На плечо ему и в самом деле опустилась рука, но совсем не маленькая и не нежная: она принадлежала толстому мальчишке с круглой, как шар, головой, которого приход определил помогать доктору, бегать по его поручениям и разносить больным лекарства; за услуги мальчишке полагалось вознаграждение: шиллинг в неделю и стол. Но некому было носить лекарства и некуда бегать с поручениями, а потому мальчишка все свое свободное время — примерно четырнадцать часов в сутки — занимался тем, что потихоньку таскал мятные лепешки, наедался до отвала и спал.

— Леди… вас леди спрашивает, сэр! — шептал мальчик, тряся спящего хозяина за плечо.

— Какая леди? — вскакивая, крикнул наш друг; не вполне понимая, сон это или явь, он едва ли удивился бы, если бы увидел перед собой Розу. — Какая леди? Где?

— Там, сэр! — ответил мальчик, показывая на застекленную дверь кабинета; круглое лицо его выражало величайший страх перед столь необычайным событием, как появление пациента.

Доктор поглядел в сторону двери и вздрогнул, пораженный видом неожиданной посетительницы.

Это была женщина на редкость высокого роста, в глубоком трауре; она стояла так близко к двери, что лицо ее почти касалось стекла. Словно затем, чтобы ее нельзя было узнать, голову и плечи окутывал черный платок и лицо скрывала густая черная вуаль.
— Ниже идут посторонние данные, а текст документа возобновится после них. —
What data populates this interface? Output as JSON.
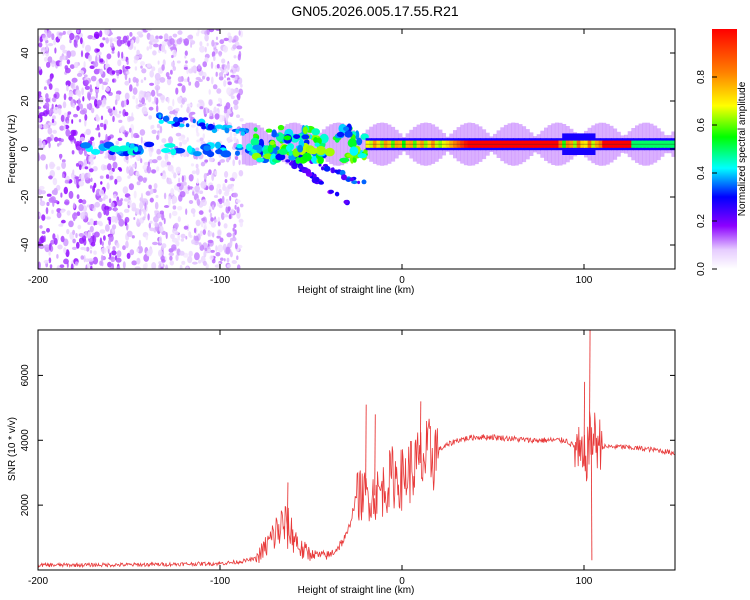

Стояла она очень прямо, отчего казалась еще выше, и хотя врач чувствовал взгляд, в упор устремленный на него из-под черной вуали, она не шелохнулась, словно и не заметила, что он обернулся и смотрит на нее.

— Вы пришли за советом? — спросил он не без колебания, отворяя дверь. Дверь открывалась внутрь, и когда доктор потянул ее к себе, странная посетительница не двинулась с места.

В ответ она только слегка наклонила голову.

— Войдите, пожалуйста, — сказал врач.

Незнакомка шагнула вперед, потом, к неописуемому ужасу мальчика, обернулась в его сторону и остановилась в нерешительности.

— Выйди, Том, — сказал доктор мальчику, чьи круглые глаза во время этой короткой сценки готовы были выскочить из орбит. — Задерни шторку и закрой дверь.